Only two groups of health outcomes, respiratory and cardiovascular, were assessed in this review as both are primary contributors to overall mortality associated with smoking [41, 42]. During preliminary literature searches, we did not identify any epidemiological studies that evaluated associations between vaping and cancer outcomes. Cancer outcomes would be expected to be seen later than acute respiratory and cardiovascular events, as their induction time is lengthy. One may expect potential harm reduction in cancer to be more substantial due to a stronger correlation between exposure to carcinogenic substances in combustible cigarettes and risk of neoplastic diseases [43,44,45].

It should be emphasized that the potential for harm reduction may differ according to comorbid status, and no studies conducted stratified analyses separating respondents with other relevant clinical diseases from ‘healthy’ subjects. Thus, the potential beneficial effect of switching to e-cigarettes for smokers with existing respiratory and cardiovascular diseases may be different than our estimates. An important limitation of the studies included in our review is that the time from quitting smoking and switching to vaping among former smokers may have been relatively short. One may expect that potential benefits of switching from smoking to vaping may change over time. Additionally, all studies included in our review were solely based on self-reported symptoms. It is important that future studies also include objective measures of participants’ health status and a comprehensive clinical evaluation of the potential symptoms observed among vapers and smokers. Finally, some studies included in our review were restricted to younger vapers and smokers. As the risk of many cardiovascular and respiratory diseases increases with aging, the relative risk of vaping compared to smoking among older subjects could differ from our estimates. While the reviewed studies all controlled for important sociodemographic factors as potential confounding variables, future studies aiming to examine differences by age and sex through stratification methods would be a strong addition to the literature, particularly as longitudinal studies become more feasible.

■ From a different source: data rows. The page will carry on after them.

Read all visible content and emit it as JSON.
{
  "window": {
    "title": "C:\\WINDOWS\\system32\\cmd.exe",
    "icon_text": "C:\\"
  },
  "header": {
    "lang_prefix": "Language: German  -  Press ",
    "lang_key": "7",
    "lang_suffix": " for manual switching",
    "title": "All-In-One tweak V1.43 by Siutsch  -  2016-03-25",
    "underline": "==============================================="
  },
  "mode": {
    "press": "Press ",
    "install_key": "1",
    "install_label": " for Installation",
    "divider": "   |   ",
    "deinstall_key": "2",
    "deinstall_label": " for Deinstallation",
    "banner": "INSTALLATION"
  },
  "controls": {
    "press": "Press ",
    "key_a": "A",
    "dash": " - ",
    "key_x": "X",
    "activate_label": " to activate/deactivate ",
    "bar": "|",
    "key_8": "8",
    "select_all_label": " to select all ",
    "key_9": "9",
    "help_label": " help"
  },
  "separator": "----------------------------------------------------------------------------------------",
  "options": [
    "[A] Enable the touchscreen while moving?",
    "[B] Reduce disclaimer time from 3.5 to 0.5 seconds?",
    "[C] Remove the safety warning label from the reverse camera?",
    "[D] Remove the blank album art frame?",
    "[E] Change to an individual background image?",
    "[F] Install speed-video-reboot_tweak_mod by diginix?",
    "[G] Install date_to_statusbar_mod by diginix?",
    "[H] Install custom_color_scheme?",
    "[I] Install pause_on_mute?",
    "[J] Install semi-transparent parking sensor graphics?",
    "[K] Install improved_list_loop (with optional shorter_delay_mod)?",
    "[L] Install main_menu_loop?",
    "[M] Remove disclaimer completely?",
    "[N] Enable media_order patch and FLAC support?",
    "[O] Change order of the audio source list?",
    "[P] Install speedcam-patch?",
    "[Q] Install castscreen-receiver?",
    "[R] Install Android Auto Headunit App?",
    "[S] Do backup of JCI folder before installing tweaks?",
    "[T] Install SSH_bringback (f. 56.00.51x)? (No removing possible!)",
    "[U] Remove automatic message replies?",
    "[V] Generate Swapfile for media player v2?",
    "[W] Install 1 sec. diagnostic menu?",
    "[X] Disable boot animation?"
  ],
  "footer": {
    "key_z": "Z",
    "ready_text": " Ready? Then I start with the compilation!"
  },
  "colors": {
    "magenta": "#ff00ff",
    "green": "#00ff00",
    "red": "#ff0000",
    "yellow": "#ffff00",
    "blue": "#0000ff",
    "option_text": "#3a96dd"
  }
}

Though our estimates are based on a small number of epidemiological studies, they could be used by health care providers in their discussions with smokers about relative harm of e-cigarettes. We also encourage other researchers evaluating potential links between e-cigarettes and health outcomes to include comparisons to long-term smokers in their analyses. Robust evidence is needed by health organizations, public health advocates, and regulators that currently consider endorsing or discouraging e-cigarettes as harm reduction tools for smokers.

Conclusions

Although our systematic review showed ~ 40% lower odds of respiratory outcomes and no difference of cardiovascular outcomes for former smokers who transitioned to e-cigarettes compared to current exclusive smokers, these estimates of relative risk of vaping compared to smoking are primarily based on a limited number of epidemiological studies with several important limitations. Both randomized controlled trials and prospective cohort studies are needed to better evaluate contributions of e-cigarettes as harm reduction tools for smokers.